Ação em andamento na 1ª Câmara do Direito Privado do TJMA está há 8 anos aguardando um desfecho final

A Autoviária Menino Jesus de Praga entrou na Justiça para cobrar do Sindicato das Empresas de Transporte de Passageiros de São Luís (SET) uma dívida alegada de R$ 1.090.993,97, referentes ao período de 2015 a agosto de 2016. Segundo o blog do Isaías Rocha apurou, a ação judicial, iniciada em 2017, aguarda um desfecho há oito anos.

A companhia argumenta que em novembro de 2004 foi constituído o Consórcio São Cristóvão com a finalidade de realizar e administrar, de forma conjunta e eficiente, as linhas de transporte coletivo de passageiros, serviço concedido pela Prefeitura – órgão responsável pela concessão, conforme cláusulas estabelecidas em contrato.

A autora informa que as empresas consorciadas autorizaram o sindicato a descontar os valores creditícios oriundos de passes escolares e vales-transporte e repassar o valor de cada empresa, mediante planilha apresentada pelo consórcio ao sindicato. Contudo, alega que o consórcio passou a enviar as planilhas de forma intermitente, o que comprometeu o repasse dos valores devidos à empresa autora.

Em razão disso, de acordo com a ação em andamento, a viação deixou de receber os repasses referentes ao período de 2015 a agosto de 2016, totalizando R$ 938.003,43. Alega ainda que a situação piorou após a dissolução do Consórcio São Cristóvão, que aconteceu sem que as planilhas fossem enviadas ao sindicato.

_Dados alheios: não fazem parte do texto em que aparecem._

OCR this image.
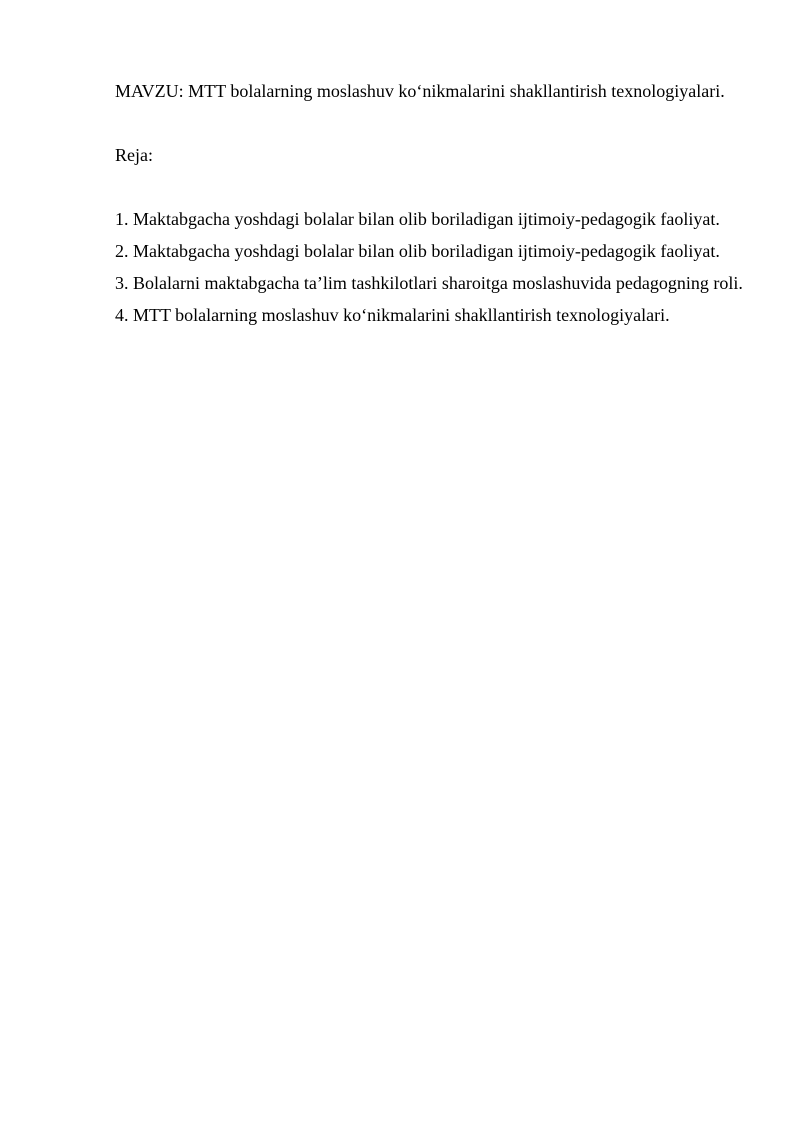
MAVZU: MTT bolalarning moslashuv ko‘nikmalarini shakllantirish texnologiyalari.

Reja:

1. Maktabgacha yoshdagi bolalar bilan olib boriladigan ijtimoiy-pedagogik faoliyat.
2. Maktabgacha yoshdagi bolalar bilan olib boriladigan ijtimoiy-pedagogik faoliyat.
3. Bolalarni maktabgacha ta’lim tashkilotlari sharoitga moslashuvida pedagogning roli.
4. MTT bolalarning moslashuv ko‘nikmalarini shakllantirish texnologiyalari.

Em janeiro de 2012, a autora transferiu uma parte de sua operação no consórcio para a empresa GEMALOG – Transportes e Logísticas. Após essa transferência, sua participação percentual passou a ser de 12,4332%.Contudo, a Praga afirmou que foi formado um novo consórcio com as mesmas empresas do anterior, com exceção dela, que foi removida.

Alegações contestadas pelo SET

O SET apresentou uma contestação, alegando que uma de suas atribuições é a arrecadação dos recursos oriundos da venda de passes escolares e vales-transporte. Em relação à execução do repasse, declara que os valores coletados de cada período são informados ao consórcio, que, por sua vez, é responsável por quitar os montantes devidos a cada empresa consorciada, especificando os descontos legais e contratuais.

De acordo com o sindicato, após receber a planilha, realiza as deduções necessárias de acordo com a ordem e repassa ao consórcio o saldo dos valores totais coletados, possibilitando que o consórcio distribua os valores entre as integrantes. Sustentou ainda que o repasse de valores às empresas consorciadas é atribuição do consórcio, não do sindicato.

Em relação ao período mencionado (de 2015 a agosto de 2016), declara que transferiu ao consórcio a quantia de R$ 3.378.656,78, razão pela qual não tem nenhuma dívida com a empresa autora. Por fim, declara que a pretensão autoral é contrária ao contrato de constituição do consórcio e pugna pela improcedência dos pedidos. Ao final, apontou o Consórcio São Cristóvão como parte legítima para compor o polo passivo.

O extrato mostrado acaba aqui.